Monoammonium glycyrrhizinate ameliorates mitochondrial dysfunction-mediated oxidative stress and neuroinflammation via the NRF2/NQO1 axis after spinal cord injury

Background: Spinal cord injury (SCI)-induced mitochondrial dysfunction in microglia exacerbates neuroinflammation and neurological deficits. Monoammonium glycyrrhizinate (MAG), a bioactive liquorice-derived compound, exhibits anti-inflammatory and antioxidant properties; however, its effects on microglial mitochondria remain unknown.

Methods: Mice received a moderate contusion injury at the T10 spinal segment. Histopathology was assessed using Hematoxylin-Eosin, Nissl staining, and Luxol Fast Blue; locomotor recovery was evaluated via the Basso Mouse Scale, hindlimb flexion scoring, and gait footprint analysis. RNA-Seq and molecular docking identified KEAP1/NRF2 signaling. Verification employed qPCR, Western blot, and immunofluorescence. Mitochondrial function was gauged by JC-1 and MitoSOX.

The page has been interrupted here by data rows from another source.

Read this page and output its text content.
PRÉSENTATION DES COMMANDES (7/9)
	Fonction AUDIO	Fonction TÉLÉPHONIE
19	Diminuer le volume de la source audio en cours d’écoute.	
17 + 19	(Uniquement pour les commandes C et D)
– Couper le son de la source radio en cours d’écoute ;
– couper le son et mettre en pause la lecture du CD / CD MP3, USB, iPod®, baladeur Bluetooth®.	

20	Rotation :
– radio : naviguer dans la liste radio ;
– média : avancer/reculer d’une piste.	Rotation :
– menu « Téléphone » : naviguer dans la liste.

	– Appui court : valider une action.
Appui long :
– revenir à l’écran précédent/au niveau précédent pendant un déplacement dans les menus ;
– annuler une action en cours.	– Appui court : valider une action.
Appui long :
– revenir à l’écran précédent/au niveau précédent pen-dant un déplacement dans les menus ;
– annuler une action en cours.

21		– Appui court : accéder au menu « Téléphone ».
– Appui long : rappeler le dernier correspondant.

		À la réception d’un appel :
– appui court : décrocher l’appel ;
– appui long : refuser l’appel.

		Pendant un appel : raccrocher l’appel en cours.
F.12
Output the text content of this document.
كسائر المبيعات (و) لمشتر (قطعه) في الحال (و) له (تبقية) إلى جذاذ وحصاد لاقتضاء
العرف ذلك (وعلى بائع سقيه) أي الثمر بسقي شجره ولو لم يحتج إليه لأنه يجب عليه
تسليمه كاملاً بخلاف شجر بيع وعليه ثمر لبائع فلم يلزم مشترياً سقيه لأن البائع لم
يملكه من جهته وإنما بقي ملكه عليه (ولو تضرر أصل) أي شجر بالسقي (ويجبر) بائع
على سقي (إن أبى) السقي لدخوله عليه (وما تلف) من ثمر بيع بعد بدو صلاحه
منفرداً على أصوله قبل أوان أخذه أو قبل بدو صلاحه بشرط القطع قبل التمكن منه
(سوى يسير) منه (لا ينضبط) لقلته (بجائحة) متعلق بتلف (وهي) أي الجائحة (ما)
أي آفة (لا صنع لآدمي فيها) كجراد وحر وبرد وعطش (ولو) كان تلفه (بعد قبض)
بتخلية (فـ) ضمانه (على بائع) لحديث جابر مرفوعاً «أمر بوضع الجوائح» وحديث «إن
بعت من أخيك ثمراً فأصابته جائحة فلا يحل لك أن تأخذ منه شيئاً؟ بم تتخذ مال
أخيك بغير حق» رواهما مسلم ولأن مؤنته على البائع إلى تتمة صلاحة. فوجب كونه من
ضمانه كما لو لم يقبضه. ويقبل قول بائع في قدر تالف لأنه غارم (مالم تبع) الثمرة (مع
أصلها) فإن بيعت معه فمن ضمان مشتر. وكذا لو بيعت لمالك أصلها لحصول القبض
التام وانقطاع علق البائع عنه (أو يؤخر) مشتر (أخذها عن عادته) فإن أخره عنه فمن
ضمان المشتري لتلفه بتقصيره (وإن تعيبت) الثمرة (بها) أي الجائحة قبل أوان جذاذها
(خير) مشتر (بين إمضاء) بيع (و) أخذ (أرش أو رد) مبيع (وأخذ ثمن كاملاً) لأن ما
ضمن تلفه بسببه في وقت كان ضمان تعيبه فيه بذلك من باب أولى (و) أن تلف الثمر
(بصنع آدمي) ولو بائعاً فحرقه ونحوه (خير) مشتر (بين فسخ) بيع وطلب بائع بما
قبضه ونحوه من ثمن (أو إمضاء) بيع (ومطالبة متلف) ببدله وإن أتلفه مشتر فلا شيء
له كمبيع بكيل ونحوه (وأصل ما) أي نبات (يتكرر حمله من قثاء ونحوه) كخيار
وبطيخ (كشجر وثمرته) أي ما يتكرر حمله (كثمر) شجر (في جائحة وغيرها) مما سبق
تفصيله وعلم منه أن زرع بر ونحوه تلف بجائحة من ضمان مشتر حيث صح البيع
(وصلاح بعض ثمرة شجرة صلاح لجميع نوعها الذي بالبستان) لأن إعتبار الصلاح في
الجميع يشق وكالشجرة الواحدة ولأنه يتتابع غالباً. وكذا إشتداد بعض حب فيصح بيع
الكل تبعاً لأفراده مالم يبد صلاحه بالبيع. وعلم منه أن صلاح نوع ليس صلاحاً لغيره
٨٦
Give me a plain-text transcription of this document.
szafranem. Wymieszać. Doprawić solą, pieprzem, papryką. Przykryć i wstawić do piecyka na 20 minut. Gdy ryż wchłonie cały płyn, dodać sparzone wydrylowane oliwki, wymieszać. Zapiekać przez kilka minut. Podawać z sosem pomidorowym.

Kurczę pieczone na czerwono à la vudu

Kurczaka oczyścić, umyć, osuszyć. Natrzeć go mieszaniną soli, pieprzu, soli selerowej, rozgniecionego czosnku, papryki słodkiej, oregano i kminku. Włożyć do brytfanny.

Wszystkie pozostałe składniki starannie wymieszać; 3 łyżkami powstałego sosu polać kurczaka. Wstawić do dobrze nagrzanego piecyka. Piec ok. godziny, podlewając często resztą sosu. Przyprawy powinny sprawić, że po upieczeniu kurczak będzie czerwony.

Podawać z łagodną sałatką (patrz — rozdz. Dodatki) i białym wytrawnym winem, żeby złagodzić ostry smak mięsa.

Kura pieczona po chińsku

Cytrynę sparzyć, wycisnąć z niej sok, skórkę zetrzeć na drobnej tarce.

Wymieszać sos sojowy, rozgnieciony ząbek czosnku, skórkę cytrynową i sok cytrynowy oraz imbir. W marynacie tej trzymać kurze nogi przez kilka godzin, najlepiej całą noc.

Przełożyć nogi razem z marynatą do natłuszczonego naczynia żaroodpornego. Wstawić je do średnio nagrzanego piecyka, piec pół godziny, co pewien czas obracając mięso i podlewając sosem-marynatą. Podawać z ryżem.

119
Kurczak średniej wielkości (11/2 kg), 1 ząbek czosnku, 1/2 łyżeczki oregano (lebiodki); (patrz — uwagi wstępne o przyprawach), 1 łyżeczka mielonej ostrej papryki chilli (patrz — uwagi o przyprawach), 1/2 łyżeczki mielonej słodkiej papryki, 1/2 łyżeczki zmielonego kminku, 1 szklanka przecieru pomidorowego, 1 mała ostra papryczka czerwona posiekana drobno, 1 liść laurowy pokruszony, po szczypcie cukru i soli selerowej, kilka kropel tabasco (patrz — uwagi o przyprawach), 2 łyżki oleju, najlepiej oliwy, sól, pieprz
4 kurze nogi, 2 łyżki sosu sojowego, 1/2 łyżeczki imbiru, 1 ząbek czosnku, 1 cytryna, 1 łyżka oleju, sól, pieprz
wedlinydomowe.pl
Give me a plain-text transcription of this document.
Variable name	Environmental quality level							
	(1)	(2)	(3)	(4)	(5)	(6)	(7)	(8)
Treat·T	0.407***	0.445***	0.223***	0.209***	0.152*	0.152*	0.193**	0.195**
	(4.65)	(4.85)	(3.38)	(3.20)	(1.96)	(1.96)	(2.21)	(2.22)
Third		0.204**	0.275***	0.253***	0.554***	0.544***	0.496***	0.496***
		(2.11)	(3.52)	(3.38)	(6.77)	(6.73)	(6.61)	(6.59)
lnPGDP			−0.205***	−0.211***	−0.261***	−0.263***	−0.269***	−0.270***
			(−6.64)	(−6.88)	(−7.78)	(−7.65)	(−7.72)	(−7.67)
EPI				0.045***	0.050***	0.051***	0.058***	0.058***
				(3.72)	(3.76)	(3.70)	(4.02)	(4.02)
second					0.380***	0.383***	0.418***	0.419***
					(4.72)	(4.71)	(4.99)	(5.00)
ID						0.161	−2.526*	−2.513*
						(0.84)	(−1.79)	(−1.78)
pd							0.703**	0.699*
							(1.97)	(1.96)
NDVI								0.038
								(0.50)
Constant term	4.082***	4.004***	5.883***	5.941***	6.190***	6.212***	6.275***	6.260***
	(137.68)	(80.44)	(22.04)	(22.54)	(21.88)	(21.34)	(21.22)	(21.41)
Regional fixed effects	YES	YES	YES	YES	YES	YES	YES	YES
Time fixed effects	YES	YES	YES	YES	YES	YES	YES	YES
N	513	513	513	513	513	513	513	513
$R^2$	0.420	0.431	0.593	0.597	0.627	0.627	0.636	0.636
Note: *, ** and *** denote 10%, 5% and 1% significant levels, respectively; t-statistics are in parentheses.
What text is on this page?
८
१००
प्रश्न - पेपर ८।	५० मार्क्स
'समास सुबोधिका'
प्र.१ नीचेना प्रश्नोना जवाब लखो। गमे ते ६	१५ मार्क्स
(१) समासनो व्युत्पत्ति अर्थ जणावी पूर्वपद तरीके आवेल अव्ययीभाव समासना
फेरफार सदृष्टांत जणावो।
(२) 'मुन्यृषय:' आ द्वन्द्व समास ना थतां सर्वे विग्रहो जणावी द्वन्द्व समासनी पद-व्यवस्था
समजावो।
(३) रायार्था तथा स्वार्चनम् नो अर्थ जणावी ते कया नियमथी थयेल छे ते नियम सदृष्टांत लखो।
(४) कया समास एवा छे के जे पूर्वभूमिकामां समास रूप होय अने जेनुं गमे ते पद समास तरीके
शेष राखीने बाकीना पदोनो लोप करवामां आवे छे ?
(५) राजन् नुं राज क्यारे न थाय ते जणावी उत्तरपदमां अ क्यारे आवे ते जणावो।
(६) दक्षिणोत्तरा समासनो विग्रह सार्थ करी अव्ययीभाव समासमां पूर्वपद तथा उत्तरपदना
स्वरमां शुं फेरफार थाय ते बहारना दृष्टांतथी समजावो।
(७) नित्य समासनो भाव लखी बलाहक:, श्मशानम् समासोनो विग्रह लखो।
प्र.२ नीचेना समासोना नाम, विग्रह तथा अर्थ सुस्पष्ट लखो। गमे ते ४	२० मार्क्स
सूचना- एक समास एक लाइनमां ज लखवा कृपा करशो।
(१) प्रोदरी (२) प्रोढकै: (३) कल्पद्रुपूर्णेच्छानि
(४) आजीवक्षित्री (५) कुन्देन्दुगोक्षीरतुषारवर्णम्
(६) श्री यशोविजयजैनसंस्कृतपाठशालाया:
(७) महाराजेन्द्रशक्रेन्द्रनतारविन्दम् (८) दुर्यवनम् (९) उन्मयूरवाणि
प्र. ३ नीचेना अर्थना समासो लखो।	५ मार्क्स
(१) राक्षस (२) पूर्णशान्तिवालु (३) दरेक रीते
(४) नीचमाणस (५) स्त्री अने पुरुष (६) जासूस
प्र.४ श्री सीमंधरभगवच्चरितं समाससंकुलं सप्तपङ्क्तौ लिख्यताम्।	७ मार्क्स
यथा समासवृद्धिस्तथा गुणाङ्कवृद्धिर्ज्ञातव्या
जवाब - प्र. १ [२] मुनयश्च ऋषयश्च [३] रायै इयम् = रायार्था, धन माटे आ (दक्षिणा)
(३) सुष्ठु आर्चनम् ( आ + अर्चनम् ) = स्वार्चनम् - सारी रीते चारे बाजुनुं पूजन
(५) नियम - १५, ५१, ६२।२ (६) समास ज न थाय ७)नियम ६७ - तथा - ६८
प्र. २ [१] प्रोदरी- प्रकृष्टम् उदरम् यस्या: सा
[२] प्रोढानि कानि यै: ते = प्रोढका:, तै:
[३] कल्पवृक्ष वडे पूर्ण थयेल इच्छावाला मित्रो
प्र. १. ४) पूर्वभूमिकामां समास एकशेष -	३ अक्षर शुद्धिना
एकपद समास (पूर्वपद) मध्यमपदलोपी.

Results: In SCI mice, MAG attenuated neuroinflammation, reduced neuronal tissue loss and demyelination, enhanced neuronal survival, and improved functional recovery. Transcriptomic and molecular docking established that MAG directly activates NRF2, promoting dissociation from KEAP1, nuclear translocation, and induction of NQO1. Pathway enrichment analysis further indicated MAG modulation of mitochondrial regulatory processes. MAG treatment significantly restored mitochondrial function in BV2 cells, improving membrane potential and reducing oxidative stress. Critically, NRF2 inhibition with ML385 abolished MAG's protective effects on anti-inflammatory responses and antioxidant activity.

Conclusion: This study identifies MAG as a novel activator of the KEAP1/NRF2/NQO1 axis, alleviating microglial mitochondrial dysfunction and neuroinflammation post-SCI. These findings provide mechanistic insights into MAG's neuroprotective actions and support its therapeutic potential.

NRF2/NQO1 pathway; Spinal cord injury; microglia; mitochondrial dysfunction; monoammonium glycyrrhizinate; neuroinflammation; oxidative stress; reactive oxygen species.